Vintage Engagement Rings: A Beautiful Solution to the Ethical Diamond Question (Part 2)
Customers are becoming increasingly conscious of the environmental and human impact of the engagement rings they buy. Newlywed couples do not want their wedding, a day of joy and celebration, to come at the expense of unethical treatment of workers half a world away. In this post, we explore why vintage engagement rings are a solution to the ethical diamond question.
Is Your Newly-Mined Diamond Conflict Free?
The supply chain for diamond production still contains human rights abuses. Conflict diamonds, or diamonds mined from the earth that finance rebel armies and guerrilla groups, are still a harsh reality in 2016. The methods in place that identify a diamond’s origin still contain many loopholes and one can never be sure that a brilliant stone set in a modern diamond ring is 100 percent conflict-free.
Alluvial mining of diamonds, otherwise known as small-scale mining occurs in deposits that don’t require satellite imaging involvement, sampling, engineering and machine digging. A total of 10 to 15 percent of the world’s diamonds are obtained through alluvial methods. Most alluvial mining occurs in Africa. Deposits are found in local riverbeds and coasts and are locally mined using crude methods like digging pits or panning in riverbeds.
Unfortunately, alluvial mining does not use the same standards as other, more organized mining efforts. Two such examples of modern non-alluvial methods are the Diavik Diamond Mine in Canada and the Argyle diamond mine in Australia, where unearthed diamonds rarely come into contact with human hands. In such technologically advanced mines, strict policies and documentation are necessary in order to ensure human rights standards as well as environmental health.

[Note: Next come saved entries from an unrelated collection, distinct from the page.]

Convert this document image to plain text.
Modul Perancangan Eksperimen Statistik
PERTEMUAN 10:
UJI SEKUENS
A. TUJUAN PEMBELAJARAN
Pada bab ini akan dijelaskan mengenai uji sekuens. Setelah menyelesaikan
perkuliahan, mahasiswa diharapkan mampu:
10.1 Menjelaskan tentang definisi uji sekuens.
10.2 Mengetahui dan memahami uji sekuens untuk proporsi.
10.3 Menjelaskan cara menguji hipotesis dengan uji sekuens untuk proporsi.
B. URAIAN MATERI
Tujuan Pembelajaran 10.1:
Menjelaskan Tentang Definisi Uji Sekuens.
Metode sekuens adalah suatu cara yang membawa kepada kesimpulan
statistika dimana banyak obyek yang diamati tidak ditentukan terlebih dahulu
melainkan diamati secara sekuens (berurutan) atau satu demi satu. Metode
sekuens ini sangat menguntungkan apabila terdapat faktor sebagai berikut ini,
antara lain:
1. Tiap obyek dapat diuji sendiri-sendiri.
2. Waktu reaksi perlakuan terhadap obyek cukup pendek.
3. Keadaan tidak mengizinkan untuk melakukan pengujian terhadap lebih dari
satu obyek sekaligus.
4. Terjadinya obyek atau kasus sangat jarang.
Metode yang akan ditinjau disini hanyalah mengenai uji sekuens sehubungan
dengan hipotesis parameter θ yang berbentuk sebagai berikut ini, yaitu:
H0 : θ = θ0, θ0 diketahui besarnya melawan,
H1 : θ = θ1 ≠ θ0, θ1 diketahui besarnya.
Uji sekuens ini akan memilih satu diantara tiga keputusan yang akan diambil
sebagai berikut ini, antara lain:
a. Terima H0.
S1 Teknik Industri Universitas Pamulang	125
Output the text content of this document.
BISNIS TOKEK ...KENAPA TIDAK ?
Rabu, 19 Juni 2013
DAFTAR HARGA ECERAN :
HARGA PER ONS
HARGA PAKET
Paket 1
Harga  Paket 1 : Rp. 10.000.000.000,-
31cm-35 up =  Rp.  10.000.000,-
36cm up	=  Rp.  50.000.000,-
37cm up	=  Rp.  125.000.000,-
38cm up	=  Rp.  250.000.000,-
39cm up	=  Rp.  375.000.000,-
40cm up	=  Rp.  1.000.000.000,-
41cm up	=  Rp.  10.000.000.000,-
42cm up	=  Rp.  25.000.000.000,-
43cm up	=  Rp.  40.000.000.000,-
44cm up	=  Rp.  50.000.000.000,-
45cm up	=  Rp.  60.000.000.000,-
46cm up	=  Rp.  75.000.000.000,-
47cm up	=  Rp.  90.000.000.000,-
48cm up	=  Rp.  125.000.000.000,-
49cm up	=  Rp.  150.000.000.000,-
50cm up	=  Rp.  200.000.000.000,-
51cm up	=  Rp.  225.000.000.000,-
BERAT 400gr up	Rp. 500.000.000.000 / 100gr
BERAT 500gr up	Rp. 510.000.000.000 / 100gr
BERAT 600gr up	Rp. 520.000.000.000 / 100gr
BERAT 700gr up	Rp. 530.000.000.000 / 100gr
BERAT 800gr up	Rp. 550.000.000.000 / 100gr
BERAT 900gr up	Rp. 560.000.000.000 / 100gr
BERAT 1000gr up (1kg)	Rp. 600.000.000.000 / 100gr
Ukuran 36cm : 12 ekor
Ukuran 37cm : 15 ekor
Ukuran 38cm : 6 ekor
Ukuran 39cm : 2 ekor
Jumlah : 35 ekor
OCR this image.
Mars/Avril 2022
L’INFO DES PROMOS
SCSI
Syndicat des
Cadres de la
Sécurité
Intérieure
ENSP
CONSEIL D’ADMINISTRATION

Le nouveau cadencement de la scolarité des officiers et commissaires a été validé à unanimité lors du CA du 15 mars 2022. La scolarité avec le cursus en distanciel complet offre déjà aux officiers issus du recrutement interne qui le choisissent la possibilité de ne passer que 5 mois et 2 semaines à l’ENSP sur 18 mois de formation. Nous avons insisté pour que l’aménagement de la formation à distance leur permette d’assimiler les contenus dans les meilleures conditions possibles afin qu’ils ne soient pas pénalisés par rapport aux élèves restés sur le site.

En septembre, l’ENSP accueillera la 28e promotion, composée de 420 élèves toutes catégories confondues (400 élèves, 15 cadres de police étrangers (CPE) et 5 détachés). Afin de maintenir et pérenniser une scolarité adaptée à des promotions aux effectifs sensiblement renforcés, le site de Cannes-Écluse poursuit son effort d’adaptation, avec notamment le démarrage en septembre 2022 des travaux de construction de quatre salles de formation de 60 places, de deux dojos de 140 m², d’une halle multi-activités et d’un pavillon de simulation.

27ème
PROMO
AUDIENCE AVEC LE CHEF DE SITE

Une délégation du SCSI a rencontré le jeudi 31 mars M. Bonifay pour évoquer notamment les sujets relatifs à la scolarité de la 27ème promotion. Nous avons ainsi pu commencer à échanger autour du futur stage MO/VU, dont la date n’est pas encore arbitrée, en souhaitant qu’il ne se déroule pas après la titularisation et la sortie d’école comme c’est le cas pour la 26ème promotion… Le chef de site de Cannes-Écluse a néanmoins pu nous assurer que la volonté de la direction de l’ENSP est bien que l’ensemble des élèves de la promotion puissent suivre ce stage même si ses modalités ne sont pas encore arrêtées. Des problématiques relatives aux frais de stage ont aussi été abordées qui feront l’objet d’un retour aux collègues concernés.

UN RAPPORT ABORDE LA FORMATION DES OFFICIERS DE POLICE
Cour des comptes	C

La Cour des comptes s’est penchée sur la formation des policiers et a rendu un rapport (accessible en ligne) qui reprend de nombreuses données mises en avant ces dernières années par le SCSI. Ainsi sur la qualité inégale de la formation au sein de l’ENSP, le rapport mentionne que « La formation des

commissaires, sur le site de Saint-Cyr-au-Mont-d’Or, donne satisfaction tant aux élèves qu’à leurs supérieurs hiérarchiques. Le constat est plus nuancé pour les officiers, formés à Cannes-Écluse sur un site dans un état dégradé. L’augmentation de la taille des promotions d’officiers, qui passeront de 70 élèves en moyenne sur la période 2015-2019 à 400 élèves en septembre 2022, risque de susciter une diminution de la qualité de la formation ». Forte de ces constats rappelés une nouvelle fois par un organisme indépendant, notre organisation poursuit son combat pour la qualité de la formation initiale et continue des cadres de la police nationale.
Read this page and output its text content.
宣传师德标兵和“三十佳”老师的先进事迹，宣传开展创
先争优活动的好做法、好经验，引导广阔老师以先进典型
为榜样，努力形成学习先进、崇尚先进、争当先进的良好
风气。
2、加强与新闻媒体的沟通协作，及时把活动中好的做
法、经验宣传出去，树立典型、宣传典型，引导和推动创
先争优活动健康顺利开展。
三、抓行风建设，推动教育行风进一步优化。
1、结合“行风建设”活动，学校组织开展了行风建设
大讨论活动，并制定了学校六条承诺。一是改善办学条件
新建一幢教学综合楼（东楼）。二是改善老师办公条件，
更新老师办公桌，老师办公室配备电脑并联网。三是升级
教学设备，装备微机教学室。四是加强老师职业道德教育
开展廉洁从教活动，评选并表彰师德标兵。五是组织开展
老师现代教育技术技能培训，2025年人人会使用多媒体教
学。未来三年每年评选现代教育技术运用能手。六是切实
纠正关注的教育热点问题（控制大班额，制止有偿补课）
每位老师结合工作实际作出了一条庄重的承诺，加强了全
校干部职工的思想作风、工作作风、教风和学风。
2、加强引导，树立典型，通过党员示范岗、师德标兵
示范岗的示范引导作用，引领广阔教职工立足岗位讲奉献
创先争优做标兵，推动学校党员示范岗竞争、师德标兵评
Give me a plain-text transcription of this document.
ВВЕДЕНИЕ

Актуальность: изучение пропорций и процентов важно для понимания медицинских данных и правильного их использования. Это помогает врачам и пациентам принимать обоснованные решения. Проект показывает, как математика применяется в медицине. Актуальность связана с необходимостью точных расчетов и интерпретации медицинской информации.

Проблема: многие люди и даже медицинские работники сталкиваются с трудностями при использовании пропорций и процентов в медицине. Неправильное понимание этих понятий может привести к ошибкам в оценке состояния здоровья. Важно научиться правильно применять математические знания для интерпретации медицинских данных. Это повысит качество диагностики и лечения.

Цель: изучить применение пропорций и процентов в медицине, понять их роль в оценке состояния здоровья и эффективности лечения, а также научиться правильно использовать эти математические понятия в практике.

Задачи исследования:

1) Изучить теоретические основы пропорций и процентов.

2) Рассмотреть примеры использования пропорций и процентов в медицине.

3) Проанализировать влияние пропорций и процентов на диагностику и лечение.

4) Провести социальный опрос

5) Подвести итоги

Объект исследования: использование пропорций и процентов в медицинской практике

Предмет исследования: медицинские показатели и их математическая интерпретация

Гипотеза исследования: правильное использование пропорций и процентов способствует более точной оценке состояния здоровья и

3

Alluvial mining workers, therefore, are at the highest risk for exploitation. In Africa, more than one million workers are alluvial mining diggers, most of them living in extreme poverty and harsh conditions. These conditions are made even harsher should a rival guerrilla group take control of a mine and force the locals to work. Sadly, the supply chain of diamond production still contains diamonds mined with an alluvial methodology. Lack of oversight and demand for diamonds continues to fuel human rights abuses and the mining of conflict diamonds all across the world.
What’s Good For the Earth Should be Good for Earth’s People
Vintage jewelry and vintage diamond engagement rings are at least 50 years old and have usually been worn in the past. They are obtained from individual sellers who no longer find the item sentimental or are more commonly purchased at estate sales. Vintage jewels that antique jewelry stores sell leave no negative impact on our planet. The diamonds used do not have to be mined from the earth. The methods used to restore fine estate jewelry pieces to their original condition contain no waste or dubious politics. For consumers looking for ethical jewelry — who want to have their marriage bring joy and peace into the world — vintage jewelry is an option to the ethical diamond question.